Last year’s behind-the-scenes selection of three men with ties to Goldman Sachs to serve atop the Federal Reserve did not go over well with outspoken civic groups and many Democrats, including Hillary Clinton, who have all called for a more transparent and inclusive central bank. In response to the critics, the Fed has rolled out a series of announcements, online forums and face-to-face meetings with Americans to portray a more open process of selecting its 12 district presidents that is also more sensitive to racial and gender diversity.
The Minneapolis Fed, like its counterparts in Philadelphia and Dallas last year, named a president in Neel Kashkari with a past at Goldman, the Wall Street bank. But it also broke ranks from others when it released video testimonials from directors shedding light on the year-long search process, and even published a “summary of attributes” sought in the candidate. The Atlanta Fed said last month it seeks a “diverse set of candidates” to replace outgoing chief Dennis Lockhart, and this month its board chair hosted a pubic webcast to explain the historically shrouded search process, raising hopes it would name the first black or Latino Fed president in the central bank’s 103-year history.
“In the Federal Reserve system we are taking this very seriously, but it’s not just because we want to go and say we’re diverse,” Loretta Mester, the Cleveland Fed President, told a gathering of low-wage workers and progressive economists organized by Fed Up, a labor-affiliated coalition of civic groups pushing for reforms. “It really is about … getting different view points that are very helpful to us in setting policy and thinking about the economy and understanding the trends,” she said at the Cleveland Fed on Friday. Mester met the group a day after her bank launched an online application form for the public to recommend people “diverse in backgrounds and perspectives” for board positions and advisory roles across her Midwest district. Asked to what extent outside pressure prompted the move, a spokeswoman said it was “just the latest in our ongoing efforts to broaden our outreach.”
The 12 Fed presidents have five rotating votes on U.S. interest rate policy. Unlike the five current governors at the Fed Board in Washington, who are selected by the White House and approved by the Senate, the presidents are chosen by their district directors, half of whom are themselves picked by private local banks that technically own the Fed banks. The dizzying structure is meant to ensure views from across the country are heard. But critics say it leaves the Fed beholden to bankers who are not representative of the public, and they point out that 11 of 12 district presidents are white while 10 of them are men. Among employees at the Fed Board in Washington, including service workers, 43 percent were non-white and 43 percent female last year. However at the executive level it was 18 percent and 37 percent, respectively, according to the central bank.
Clinton, the presidential candidate, has come out in favor of dropping bankers from district boards and making the Fed “more representative of America as a whole,” according to her party’s platform. That followed a May letter from 127 lawmakers to Fed Chair Janet Yellen urging more diversity.

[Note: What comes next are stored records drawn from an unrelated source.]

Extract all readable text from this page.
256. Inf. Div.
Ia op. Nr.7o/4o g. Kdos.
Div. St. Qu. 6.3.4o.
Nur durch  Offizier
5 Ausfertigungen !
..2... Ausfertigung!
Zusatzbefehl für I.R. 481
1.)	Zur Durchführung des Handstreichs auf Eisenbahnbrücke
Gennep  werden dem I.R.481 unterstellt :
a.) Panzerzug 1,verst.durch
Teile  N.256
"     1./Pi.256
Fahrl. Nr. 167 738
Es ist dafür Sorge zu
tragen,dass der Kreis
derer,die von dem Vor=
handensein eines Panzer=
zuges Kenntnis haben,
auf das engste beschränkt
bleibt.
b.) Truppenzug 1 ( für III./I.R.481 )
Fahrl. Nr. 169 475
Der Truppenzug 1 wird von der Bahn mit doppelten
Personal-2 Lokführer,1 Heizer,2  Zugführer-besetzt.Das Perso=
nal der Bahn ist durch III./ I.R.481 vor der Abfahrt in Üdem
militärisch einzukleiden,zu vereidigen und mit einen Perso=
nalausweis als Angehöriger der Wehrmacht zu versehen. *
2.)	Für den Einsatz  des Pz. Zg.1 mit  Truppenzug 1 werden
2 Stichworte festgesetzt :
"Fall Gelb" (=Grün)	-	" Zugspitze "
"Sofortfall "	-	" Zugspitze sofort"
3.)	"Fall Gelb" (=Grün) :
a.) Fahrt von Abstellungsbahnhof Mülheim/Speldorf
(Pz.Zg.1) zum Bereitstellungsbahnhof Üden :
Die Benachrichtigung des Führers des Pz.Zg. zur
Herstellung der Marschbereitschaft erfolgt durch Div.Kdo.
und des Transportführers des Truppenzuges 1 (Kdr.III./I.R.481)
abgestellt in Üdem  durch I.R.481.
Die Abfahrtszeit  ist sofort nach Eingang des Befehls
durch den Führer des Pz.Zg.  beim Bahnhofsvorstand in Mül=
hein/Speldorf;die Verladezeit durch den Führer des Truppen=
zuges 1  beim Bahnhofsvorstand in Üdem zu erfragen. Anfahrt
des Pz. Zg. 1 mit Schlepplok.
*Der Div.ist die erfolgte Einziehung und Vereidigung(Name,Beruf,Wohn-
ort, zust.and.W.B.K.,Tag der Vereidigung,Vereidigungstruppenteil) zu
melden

After years of resisting more overt political efforts to curb its independence, the Fed under Yellen appears willing to take small steps in the name of transparency and inclusively. In an unusual entry in minutes of their meeting last month, Fed officials discussed a staff analysis of “differential patterns of unemployment across racial and ethnic groups.” U.S. unemployment among blacks is twice that of whites.
“While we applaud this progress, these very basic steps were available to them for the last hundred years and have only been rolled out very recently,” Shawn Sebastian, a Fed Up field director, said of the series of efforts by Fed banks.
In its latest critique, Fed Up called it “disappointing” that Nicole Taylor, a black woman and dean of community engagement and diversity at Stanford University whose term as director at the San Francisco Fed is soon to expire, would be succeeded on that district’s board by Sanford Michelman, a white man who is co-founder of law firm Michelman & Robinson LLP. John Williams, president of the San Francisco Fed, told reporters on Wednesday that while he has no control over the selection of directors, this board revamp “just redoubles my efforts and my team’s efforts to make sure that we are getting the voices and experiences from across the spectrum.” He added: “It’s definitely a step back in terms of what I’d like to see on our board. We’re working actively to build representation of women and minorities.”